Hi - I guess another way to ask that question is, “Are you a Foodie or a health nut?”
A decade ago I bragged about just eating to live and happily took to a raw vegan lifestyle. I loved the simplicity of grabbing a punnet of apricots for breakfast. A half a watermelon eaten out of the shell with a spoon for lunch.
Yet, I want to say that even if you have gone all the way to a raw vegan lifestyle, presentation of your meal can still be important.
PLATE PLATE PLATE is the chefs’ equivalent of a realtor’s LOCATION LOCATION LOCATION.
How we plate and present the food we offer up to ourselves as well as our families is where we start to address appetite and food choices. With each dish served:
We get the dual-stimulus of aroma and sight.
We take a mindful moment to be thankful and absorb the energy of that meal before us.
We create an impression of what to expect before finally, we taste and feel it with a first bite.
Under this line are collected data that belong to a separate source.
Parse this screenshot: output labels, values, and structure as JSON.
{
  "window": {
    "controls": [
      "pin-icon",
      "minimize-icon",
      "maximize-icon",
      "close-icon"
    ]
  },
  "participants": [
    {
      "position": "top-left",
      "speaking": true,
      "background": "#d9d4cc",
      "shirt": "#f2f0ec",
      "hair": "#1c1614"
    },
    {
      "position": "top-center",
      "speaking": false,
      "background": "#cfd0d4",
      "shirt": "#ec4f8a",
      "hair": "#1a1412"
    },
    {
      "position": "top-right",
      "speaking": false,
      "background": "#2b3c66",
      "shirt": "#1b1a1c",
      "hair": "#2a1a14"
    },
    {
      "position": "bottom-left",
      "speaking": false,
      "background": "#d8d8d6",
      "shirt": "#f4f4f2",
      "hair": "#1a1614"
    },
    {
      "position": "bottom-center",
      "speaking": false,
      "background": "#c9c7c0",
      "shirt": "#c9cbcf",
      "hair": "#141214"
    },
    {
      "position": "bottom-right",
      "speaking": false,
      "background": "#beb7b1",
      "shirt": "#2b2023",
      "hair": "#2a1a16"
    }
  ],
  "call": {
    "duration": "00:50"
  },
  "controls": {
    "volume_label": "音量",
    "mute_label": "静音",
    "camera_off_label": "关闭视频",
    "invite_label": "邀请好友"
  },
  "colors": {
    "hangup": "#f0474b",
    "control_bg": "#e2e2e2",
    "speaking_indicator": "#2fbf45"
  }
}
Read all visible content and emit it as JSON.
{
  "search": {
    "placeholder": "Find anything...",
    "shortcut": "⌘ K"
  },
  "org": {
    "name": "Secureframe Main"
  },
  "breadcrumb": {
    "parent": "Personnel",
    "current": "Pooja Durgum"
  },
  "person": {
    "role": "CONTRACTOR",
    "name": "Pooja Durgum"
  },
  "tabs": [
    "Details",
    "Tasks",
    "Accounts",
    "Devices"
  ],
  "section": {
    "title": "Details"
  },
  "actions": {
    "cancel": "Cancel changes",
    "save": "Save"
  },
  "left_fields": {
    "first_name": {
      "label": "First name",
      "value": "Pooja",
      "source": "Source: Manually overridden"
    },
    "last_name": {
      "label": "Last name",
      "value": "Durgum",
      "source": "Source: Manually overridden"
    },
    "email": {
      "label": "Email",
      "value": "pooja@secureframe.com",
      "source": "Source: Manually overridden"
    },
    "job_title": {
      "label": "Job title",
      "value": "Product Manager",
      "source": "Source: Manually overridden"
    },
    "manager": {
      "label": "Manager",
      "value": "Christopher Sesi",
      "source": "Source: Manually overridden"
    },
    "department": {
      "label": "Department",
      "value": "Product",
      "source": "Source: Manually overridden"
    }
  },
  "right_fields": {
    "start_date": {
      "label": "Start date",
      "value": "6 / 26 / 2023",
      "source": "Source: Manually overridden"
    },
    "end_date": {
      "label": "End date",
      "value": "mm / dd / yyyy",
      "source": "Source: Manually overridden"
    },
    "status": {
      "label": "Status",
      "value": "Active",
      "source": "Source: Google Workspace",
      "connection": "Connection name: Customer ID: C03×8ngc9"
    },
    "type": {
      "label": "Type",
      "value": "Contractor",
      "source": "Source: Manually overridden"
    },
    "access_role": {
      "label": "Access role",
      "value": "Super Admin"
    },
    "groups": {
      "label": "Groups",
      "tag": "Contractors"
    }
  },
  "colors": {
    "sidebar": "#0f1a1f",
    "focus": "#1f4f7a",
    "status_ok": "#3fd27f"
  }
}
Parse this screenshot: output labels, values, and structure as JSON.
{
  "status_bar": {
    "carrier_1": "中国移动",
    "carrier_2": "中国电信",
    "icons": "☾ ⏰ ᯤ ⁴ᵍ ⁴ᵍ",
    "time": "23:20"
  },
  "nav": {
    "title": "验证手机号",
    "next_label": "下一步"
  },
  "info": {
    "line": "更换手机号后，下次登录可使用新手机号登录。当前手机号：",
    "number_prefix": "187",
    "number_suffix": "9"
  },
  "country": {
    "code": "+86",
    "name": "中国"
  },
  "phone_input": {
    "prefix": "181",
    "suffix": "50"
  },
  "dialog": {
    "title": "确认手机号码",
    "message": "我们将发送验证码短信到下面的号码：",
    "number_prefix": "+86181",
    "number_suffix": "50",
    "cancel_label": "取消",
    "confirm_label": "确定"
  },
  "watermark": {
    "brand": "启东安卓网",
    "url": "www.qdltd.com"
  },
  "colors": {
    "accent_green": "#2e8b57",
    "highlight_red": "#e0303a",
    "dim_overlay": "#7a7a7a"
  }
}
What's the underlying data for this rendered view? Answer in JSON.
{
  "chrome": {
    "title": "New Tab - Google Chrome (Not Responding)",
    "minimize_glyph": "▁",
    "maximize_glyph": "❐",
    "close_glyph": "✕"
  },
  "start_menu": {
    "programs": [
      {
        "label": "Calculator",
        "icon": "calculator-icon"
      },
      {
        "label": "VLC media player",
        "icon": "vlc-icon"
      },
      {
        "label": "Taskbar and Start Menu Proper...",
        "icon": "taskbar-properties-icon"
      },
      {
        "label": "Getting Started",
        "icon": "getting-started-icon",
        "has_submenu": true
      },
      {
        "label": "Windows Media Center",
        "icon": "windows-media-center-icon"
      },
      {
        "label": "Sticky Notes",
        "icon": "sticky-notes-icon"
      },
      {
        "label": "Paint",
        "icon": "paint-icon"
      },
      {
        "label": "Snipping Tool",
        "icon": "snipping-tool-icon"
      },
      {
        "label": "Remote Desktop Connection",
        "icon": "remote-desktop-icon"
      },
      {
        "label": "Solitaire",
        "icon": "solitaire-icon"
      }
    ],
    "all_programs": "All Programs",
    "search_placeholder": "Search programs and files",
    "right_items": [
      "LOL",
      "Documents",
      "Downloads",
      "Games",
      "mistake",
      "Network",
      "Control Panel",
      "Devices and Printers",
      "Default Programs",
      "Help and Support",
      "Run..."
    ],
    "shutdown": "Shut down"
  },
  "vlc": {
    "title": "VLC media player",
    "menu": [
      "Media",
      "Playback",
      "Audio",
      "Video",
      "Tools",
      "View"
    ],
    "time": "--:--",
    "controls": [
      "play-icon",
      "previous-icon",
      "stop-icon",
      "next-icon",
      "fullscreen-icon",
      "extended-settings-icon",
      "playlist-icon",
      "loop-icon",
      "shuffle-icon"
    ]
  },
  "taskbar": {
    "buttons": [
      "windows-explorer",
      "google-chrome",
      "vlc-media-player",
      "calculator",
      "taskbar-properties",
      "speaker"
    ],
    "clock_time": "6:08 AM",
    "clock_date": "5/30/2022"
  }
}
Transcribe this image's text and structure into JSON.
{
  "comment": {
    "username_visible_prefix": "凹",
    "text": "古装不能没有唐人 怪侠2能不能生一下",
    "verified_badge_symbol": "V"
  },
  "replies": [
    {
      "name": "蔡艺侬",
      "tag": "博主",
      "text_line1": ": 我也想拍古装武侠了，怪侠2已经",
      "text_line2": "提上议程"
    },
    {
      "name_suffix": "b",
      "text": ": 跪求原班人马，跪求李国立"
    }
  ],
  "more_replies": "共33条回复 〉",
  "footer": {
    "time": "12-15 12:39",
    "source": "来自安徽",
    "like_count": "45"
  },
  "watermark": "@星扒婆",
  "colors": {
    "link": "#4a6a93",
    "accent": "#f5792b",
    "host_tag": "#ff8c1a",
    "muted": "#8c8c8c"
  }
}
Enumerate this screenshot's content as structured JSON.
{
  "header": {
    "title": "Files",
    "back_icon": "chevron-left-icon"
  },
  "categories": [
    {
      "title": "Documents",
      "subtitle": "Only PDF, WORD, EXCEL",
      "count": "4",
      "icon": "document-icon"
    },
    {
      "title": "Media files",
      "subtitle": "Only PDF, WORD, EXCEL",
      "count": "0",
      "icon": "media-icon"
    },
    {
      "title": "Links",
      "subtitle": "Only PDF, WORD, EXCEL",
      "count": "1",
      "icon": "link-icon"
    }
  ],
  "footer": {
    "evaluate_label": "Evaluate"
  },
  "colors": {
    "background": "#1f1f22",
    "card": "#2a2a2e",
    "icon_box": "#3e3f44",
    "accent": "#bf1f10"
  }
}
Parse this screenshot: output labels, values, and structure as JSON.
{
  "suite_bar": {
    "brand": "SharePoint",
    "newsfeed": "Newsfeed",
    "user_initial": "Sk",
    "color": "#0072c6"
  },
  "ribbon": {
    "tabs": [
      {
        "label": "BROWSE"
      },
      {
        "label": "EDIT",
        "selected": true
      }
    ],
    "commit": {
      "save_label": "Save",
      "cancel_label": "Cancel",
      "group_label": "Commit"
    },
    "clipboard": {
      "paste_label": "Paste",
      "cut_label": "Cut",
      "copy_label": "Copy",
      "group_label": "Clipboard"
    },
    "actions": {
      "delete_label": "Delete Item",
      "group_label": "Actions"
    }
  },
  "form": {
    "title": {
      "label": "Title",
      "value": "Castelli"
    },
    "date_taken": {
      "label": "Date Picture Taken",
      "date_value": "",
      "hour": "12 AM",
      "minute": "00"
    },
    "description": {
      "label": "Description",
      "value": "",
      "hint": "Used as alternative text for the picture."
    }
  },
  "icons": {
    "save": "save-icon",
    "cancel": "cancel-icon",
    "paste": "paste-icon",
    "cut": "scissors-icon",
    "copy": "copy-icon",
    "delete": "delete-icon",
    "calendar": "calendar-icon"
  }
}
Even a tossed salad (my favourite dish) must be thoughtfully prepared. The way each component is sliced or diced or torn or chiffonade makes a difference in the eating pleasure. As is the dish in which it is served.
This is even more important with the youngsters in a household. My two year old grandie liked to get foods in their whole state - a whole unpeeled apple, peach… she even wanted the whole block of cheese! And she would eat bites and leave the remainder. Her mother diligently diced remains and used them in smoothies.
Recently, she watched us quartering oranges and slicing the flesh off the skin then devouring the absolute tasty goodness. She asked for orange cut out of the skin. When her big sister (pickiest eater of note) came and asked me for some orange, I cut thinish triangles with an arc of skin with which to pick it up. The flesh could then simply be bitten off the skin. No mess. No fuss. No utensils - handy for school lunches and hikers’ snacks. But be sure to give a container for the peels to go in after each bite.
Personally I love to eat a citrus medley all chopped together. That way I can include grapefruit mixed with sweet orange, bergamot and clementines. The bitter and the sweet. It’s like a carnival in your mouth.
Many picky eaters don’t like their individual foods to touch. A deconstructed plate of food - if you will - like the toddler plates with separate compartments. These days restaurants serve Buddha bowls which are essentially deconstructed salads.
In a large household where one doesn’t eat tomato, another is allergic to peppers and another doesn’t fancy fruit in the mix, I pull out the large meat platters I inherited and create a deconstructed salad where each person can build their own salad. That in itself can be a masterpiece of colours.
You can be a foodie and healthy to boot.
Live well and find the happy,
Merryl @ GreenSmoothie.com
P.S. Citrus triangles for easy to eat snacks or a medley.